Advantage and Data in the Modern World of Business
The modern world is completely ga-ga over data. Data is everything — it will sing magical songs to you. No, it won’t. Data analysis without hypothesis is just data mining. But if you use data — and the ever-increasing capacity to collect and process data faster — to refine, deepen, and enhance your understanding of your current room, you will be able to answer questions and frame new questions that will get you into the next room, and get there earlier. To me, the advantages of Google, Amazon, Facebook, Uber, and Netflix are not static moats but rather the product of their use of data to get to the next room, and the next, and the next — before their competitors. I have no doubt that as it established its massive lead, Netflix was asking questions about exactly how entertainment consumers chose content that Time Warner, Comcast and others just weren’t even imagining were questions. And same with Uber versus Lyft. When these companies refer to data advantage, it is really a questions advantage. Only if you have a great question can you get a great answer.

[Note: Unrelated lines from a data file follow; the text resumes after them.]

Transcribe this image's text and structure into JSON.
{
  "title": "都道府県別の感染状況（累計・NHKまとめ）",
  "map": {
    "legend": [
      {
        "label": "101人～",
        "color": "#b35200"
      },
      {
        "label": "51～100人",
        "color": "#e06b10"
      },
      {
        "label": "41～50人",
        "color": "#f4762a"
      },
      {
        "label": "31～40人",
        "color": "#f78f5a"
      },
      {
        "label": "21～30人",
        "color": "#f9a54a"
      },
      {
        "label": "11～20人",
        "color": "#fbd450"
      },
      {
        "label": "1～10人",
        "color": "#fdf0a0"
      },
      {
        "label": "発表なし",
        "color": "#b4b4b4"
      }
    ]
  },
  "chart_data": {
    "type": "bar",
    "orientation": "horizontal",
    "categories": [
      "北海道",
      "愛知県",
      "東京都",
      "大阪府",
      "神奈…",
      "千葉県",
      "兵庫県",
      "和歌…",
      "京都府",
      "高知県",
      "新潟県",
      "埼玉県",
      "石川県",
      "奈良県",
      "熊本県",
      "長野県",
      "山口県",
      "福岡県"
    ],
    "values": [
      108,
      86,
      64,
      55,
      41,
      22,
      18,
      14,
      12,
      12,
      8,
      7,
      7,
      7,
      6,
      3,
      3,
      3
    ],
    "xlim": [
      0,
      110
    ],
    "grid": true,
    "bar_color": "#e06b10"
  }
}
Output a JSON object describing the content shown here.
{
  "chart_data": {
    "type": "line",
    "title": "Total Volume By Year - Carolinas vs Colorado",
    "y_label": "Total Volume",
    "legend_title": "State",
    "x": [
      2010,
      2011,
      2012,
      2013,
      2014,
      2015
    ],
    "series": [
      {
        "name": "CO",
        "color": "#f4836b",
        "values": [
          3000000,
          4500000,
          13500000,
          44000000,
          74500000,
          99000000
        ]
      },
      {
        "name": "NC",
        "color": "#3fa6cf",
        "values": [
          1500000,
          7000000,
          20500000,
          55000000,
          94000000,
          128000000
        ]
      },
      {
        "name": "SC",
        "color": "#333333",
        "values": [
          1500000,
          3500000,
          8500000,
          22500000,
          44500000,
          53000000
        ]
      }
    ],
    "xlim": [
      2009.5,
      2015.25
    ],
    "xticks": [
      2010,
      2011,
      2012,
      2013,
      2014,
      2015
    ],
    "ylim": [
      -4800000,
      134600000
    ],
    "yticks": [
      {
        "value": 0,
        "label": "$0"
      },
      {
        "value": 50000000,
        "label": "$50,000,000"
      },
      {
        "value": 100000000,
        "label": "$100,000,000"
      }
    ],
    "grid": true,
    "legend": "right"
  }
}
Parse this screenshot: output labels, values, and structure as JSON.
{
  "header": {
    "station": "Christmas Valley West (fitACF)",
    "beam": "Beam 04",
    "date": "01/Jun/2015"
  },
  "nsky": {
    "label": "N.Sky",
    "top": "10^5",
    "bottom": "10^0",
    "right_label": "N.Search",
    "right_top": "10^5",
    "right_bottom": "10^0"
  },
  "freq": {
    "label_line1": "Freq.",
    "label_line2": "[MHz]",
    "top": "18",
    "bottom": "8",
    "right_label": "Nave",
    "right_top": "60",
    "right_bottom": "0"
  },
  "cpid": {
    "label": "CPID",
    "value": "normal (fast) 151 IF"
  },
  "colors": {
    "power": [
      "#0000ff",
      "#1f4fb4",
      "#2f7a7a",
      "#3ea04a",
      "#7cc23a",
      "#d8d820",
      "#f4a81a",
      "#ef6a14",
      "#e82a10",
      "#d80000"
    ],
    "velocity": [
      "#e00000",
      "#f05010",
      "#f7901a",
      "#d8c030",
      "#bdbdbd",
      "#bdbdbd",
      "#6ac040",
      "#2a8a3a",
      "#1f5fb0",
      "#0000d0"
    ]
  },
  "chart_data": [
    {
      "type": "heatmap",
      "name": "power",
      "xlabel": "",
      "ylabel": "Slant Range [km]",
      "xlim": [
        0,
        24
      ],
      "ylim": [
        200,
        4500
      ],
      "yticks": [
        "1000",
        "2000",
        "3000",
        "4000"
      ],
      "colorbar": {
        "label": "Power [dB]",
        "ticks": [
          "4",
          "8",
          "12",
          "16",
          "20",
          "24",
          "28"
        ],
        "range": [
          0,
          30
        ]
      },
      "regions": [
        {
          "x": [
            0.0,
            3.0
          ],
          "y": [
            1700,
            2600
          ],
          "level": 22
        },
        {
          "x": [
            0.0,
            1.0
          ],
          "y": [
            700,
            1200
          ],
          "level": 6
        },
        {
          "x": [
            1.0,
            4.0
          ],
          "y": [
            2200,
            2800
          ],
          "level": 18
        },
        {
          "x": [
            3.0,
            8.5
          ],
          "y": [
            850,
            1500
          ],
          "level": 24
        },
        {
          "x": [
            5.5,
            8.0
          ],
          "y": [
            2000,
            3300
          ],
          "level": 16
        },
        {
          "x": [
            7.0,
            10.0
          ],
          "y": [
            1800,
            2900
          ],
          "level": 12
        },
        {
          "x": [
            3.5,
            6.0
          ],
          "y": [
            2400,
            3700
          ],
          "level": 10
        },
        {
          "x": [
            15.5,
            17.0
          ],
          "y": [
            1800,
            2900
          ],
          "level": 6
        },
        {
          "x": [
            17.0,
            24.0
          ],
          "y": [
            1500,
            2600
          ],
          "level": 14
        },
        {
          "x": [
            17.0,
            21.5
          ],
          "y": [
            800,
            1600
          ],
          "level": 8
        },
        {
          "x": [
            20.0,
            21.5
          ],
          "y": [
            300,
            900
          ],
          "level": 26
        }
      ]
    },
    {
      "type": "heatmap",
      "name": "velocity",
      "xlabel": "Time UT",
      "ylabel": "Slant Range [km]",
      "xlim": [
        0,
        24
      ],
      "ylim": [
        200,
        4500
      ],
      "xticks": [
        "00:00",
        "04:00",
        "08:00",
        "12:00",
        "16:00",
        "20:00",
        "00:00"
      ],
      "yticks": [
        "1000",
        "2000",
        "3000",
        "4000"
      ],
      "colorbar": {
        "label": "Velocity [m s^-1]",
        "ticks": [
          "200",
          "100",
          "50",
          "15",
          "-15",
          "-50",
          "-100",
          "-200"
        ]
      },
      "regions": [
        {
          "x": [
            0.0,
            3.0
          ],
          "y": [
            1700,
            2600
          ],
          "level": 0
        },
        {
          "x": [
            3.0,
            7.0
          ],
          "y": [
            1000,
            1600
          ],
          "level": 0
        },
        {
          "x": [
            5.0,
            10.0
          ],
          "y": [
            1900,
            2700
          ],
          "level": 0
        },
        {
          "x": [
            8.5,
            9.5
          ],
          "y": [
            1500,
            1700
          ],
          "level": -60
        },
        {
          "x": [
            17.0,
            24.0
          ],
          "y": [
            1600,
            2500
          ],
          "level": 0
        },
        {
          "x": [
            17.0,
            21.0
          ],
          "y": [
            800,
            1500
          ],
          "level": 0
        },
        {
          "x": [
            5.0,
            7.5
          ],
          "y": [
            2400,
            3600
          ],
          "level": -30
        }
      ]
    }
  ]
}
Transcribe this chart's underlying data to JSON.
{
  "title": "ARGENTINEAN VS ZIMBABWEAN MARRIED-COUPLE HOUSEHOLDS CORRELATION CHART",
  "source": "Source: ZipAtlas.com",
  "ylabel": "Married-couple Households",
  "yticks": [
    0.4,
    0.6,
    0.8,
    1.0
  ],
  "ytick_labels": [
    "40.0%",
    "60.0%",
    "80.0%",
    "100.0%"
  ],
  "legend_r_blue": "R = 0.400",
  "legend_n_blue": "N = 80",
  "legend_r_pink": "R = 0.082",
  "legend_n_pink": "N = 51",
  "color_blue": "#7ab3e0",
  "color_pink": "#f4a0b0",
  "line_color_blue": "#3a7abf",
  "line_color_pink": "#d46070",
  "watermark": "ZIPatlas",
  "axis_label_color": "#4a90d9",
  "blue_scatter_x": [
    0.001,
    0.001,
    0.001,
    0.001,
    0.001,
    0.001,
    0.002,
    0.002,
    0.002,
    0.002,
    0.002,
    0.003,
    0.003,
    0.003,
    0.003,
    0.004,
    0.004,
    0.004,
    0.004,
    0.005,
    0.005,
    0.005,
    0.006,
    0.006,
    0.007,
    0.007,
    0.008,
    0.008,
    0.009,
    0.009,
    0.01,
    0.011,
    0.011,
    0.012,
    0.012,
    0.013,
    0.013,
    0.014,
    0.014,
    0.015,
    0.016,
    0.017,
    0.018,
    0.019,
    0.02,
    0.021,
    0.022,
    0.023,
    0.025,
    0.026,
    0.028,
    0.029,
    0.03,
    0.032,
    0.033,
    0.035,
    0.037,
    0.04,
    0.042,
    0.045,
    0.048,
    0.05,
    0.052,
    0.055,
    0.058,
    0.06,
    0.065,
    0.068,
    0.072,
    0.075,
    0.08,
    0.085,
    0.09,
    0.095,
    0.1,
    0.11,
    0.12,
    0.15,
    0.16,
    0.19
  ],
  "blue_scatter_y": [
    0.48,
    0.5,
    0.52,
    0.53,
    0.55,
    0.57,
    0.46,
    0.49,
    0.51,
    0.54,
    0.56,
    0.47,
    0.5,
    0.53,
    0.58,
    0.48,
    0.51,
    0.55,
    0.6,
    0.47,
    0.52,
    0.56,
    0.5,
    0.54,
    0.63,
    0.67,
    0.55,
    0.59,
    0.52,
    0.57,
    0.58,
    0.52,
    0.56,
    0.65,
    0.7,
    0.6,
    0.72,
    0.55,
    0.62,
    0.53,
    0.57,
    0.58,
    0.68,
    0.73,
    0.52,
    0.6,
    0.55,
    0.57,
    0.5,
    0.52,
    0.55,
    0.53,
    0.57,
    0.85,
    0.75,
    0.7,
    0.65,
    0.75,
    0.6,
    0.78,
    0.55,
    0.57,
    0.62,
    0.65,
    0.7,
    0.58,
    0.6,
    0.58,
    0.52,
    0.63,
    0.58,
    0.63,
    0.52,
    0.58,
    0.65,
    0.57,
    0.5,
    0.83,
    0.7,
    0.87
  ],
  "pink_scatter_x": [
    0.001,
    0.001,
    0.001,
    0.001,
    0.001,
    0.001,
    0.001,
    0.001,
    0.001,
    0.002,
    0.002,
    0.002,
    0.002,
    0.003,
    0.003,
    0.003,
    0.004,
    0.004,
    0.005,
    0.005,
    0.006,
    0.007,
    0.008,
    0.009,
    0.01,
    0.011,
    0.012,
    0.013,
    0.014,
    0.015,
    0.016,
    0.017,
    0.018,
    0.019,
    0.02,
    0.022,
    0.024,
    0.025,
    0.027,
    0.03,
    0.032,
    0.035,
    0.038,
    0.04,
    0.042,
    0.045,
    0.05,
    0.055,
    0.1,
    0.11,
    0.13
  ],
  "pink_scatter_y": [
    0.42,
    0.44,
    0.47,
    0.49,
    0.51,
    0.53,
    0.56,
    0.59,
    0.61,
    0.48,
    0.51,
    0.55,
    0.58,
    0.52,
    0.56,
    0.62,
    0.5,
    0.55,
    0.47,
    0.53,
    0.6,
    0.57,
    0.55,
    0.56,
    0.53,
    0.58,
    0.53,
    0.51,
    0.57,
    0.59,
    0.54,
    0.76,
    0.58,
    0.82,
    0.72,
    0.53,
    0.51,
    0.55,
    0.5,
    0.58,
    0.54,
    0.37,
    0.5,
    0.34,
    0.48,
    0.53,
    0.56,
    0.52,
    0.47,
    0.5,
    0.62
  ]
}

However, it is very easy to get self-satisfied and stop asking the questions that will enable transit into the next room. I believe that is happening to some of the tech giants. They should always be in the next room rather than watching upstarts frolic in that room!
Practitioner Insights
Be very deliberate about the questions you ask about your business. Invest heavily in the activity. Never just do. Do and reflect. Ask yourself, how can I ask more sophisticated questions about my business? Is it by interacting more with customers? Is it by being more systematic about the data that we collect about them? Is it by hanging out with technologists working in my industry? Is it by paying attention to anomalies? Rather than dismissing anomalies because they are anomalous, ask: how can I think about this anomaly as a leading indicator, not a one-off?
The goal is to acquire clues as to what is the next set of questions, because when you figure out what those questions are, you can slip through the curtains to the next room. And as long as you are in that room, you have a monumentally valuable lead in the ability to answer the next questions, and get through the next curtains, and so on. If you see any competitor appearing to ask questions that you are not yet asking, that is your signal that you better start understanding those questions because it is a threat to your survival. If they get to operate in the next room before you, it could be all over.
Always think about advantage as ever-evolving. It isn’t a moat. If you think it is, you won’t focus enough on the next room. And the advantage of always being in the next room is truly powerful — a truly renewable resource that is well worth pursuing.